The following settings are suggested as a starting point for running Gradle builds in a memory constrained Jenkins agent on OpenShift Container Platform. You can modify these settings as required.

  • Ensure the long-lived Gradle daemon is disabled by adding
    org.gradle.daemon=false
    to the
    gradle.properties
    file.
  • Disable parallel build execution by ensuring
    org.gradle.parallel=true
    is not set in the
    gradle.properties
    file and that
    --parallel
    is not set as a command-line argument.
  • To prevent Java compilations running out-of-process, set
    java { options.fork = false }
    in the
    build.gradle
    file.
  • Disable multiple additional test processes by ensuring
    test { maxParallelForks = 1 }
    is set in the
    build.gradle
    file.
  • Override the Gradle JVM memory parameters by the
    GRADLE_OPTS
    ,
    JAVA_OPTS
    or
    JAVA_TOOL_OPTIONS
    environment variables.
  • Set the maximum heap size and JVM arguments for any Gradle test JVM by defining the
    maxHeapSize
    and
    jvmArgs
    settings in
    build.gradle
    , or through the
    -Dorg.gradle.jvmargs
    command-line argument.

2.5. Jenkins agent pod retention

Jenkins agent pods, are deleted by default after the build completes or is stopped. This behavior can be changed by the Kubernetes plugin pod retention setting. Pod retention can be set for all Jenkins builds, with overrides for each pod template. The following behaviors are supported:

  • Always
    keeps the build pod regardless of build result.
  • Default
    uses the plugin value, which is the pod template only.
  • Never
    always deletes the pod.
  • On Failure
    keeps the pod if it fails during the build.

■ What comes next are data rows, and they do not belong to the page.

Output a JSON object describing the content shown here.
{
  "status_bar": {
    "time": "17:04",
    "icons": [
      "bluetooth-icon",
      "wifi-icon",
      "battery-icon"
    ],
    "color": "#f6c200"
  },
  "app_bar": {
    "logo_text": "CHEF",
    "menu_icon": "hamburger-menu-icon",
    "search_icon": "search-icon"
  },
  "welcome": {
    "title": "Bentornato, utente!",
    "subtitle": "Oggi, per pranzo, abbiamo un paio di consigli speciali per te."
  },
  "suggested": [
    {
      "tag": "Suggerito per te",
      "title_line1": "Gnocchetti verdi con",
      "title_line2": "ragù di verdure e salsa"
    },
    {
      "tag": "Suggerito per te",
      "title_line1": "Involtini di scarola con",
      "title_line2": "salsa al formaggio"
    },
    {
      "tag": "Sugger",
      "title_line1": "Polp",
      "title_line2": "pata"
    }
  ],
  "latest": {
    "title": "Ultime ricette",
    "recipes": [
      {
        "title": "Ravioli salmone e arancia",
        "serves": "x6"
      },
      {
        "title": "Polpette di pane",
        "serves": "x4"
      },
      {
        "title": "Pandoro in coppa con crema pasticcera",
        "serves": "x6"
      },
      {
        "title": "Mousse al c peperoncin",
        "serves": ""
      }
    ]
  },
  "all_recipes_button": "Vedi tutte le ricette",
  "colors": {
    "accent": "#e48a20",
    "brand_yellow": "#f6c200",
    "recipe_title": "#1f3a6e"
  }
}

You can override pod retention in the pipeline Jenkinsfile:

podTemplate(label: "mypod",
  cloud: "openshift",
  inheritFrom: "maven",
  podRetention: onFailure(), 
1

  containers: [
    ...
  ]) {
  node("mypod") {
    ...
  }
}
1
Allowed values for podRetention are never(), onFailure(), always(), and default().
Warning

Pods that are kept might continue to run and count against resource quotas.